Researching these cultural reasons for the beauty of the Shaker style provides you with a set of guidelines for your color and texture decisions should you choose to build a Shaker influenced kitchen. It does not mean that you must create an historical reproduction but it does mean keeping in mind the restraints and underlying culture that made that style so attractive. Simple Shaker cabinets feature plain panel doors, hand cut joinery and native northern hardwoods like cherry and maple. Building these cabinets of an exotic wood like mahogany would result in a distinctly non-Shaker esthetic as would using gold plated hardware orĀ some other equally sumptuous material. Simplicity in this example comes from a very disciplined paring away of non-essential elements.
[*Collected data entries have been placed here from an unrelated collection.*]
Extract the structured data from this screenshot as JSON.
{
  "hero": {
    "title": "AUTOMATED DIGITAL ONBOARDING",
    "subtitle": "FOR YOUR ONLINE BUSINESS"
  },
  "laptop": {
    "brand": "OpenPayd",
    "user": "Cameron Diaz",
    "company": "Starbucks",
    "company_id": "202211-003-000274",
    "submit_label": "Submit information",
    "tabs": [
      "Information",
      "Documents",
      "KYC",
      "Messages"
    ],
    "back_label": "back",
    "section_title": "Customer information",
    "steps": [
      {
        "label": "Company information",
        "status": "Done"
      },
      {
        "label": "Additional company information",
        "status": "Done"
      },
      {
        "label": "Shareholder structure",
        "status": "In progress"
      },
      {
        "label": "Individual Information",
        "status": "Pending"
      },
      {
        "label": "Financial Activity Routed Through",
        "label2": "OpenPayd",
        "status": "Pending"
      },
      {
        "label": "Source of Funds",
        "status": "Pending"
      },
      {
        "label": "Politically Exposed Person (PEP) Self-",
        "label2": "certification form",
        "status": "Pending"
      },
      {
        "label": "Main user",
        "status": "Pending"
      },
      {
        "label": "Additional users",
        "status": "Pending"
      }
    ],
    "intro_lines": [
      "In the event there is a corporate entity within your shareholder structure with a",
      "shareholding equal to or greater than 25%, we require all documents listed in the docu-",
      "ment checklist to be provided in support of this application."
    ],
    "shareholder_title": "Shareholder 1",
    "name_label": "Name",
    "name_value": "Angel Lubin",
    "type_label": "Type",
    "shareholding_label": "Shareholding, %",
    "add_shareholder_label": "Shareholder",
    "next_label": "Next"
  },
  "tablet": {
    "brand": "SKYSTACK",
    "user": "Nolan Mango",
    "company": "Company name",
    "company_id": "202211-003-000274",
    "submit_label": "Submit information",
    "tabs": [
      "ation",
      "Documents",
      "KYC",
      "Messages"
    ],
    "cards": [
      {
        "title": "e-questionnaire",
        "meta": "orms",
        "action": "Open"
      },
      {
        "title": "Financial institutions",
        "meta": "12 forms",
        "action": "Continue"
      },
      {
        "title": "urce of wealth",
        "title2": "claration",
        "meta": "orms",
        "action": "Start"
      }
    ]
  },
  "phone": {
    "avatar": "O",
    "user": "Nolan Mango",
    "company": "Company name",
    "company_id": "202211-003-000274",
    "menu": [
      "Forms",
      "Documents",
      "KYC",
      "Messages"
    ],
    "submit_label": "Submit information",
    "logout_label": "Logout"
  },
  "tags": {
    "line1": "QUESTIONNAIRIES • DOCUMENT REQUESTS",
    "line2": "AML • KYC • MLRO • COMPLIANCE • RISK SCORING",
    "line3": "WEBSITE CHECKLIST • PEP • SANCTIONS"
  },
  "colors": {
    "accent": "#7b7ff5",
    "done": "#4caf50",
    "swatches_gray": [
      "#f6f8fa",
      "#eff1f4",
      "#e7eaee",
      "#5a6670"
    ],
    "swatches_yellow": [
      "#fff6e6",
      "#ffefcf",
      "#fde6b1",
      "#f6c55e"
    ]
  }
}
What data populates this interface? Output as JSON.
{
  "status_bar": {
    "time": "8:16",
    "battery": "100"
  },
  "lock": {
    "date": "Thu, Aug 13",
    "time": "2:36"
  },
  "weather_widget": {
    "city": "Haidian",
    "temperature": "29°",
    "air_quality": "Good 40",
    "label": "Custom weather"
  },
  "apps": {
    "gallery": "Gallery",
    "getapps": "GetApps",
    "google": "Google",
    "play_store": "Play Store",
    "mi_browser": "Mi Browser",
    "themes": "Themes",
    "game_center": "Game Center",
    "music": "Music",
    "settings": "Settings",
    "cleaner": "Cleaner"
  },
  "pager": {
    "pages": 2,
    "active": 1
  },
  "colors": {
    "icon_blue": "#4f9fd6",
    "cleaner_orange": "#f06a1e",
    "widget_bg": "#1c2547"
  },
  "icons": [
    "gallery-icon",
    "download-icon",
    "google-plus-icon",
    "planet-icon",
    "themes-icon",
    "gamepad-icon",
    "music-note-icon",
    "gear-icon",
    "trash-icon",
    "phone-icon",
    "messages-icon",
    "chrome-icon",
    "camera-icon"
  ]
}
The Shaker palette also provides a range of color choices based on the simple milk based paints they had available and suggests materials like native soapstone or slate for sinks, counters and other work surfaces. Because this range of choice is driven by a proven historical precedent, they work well together and ideally should result in the same feeling of simple purity in look and function.
Other Historical Models
Other historical models include Arts and Crafts, Art Deco, British Manor House, Fifties or Mid-Century Modern, etc. Each of these has its own set of color and textural cues that serve as guidelines when choosing finishes, materials, and styles for your kitchen design.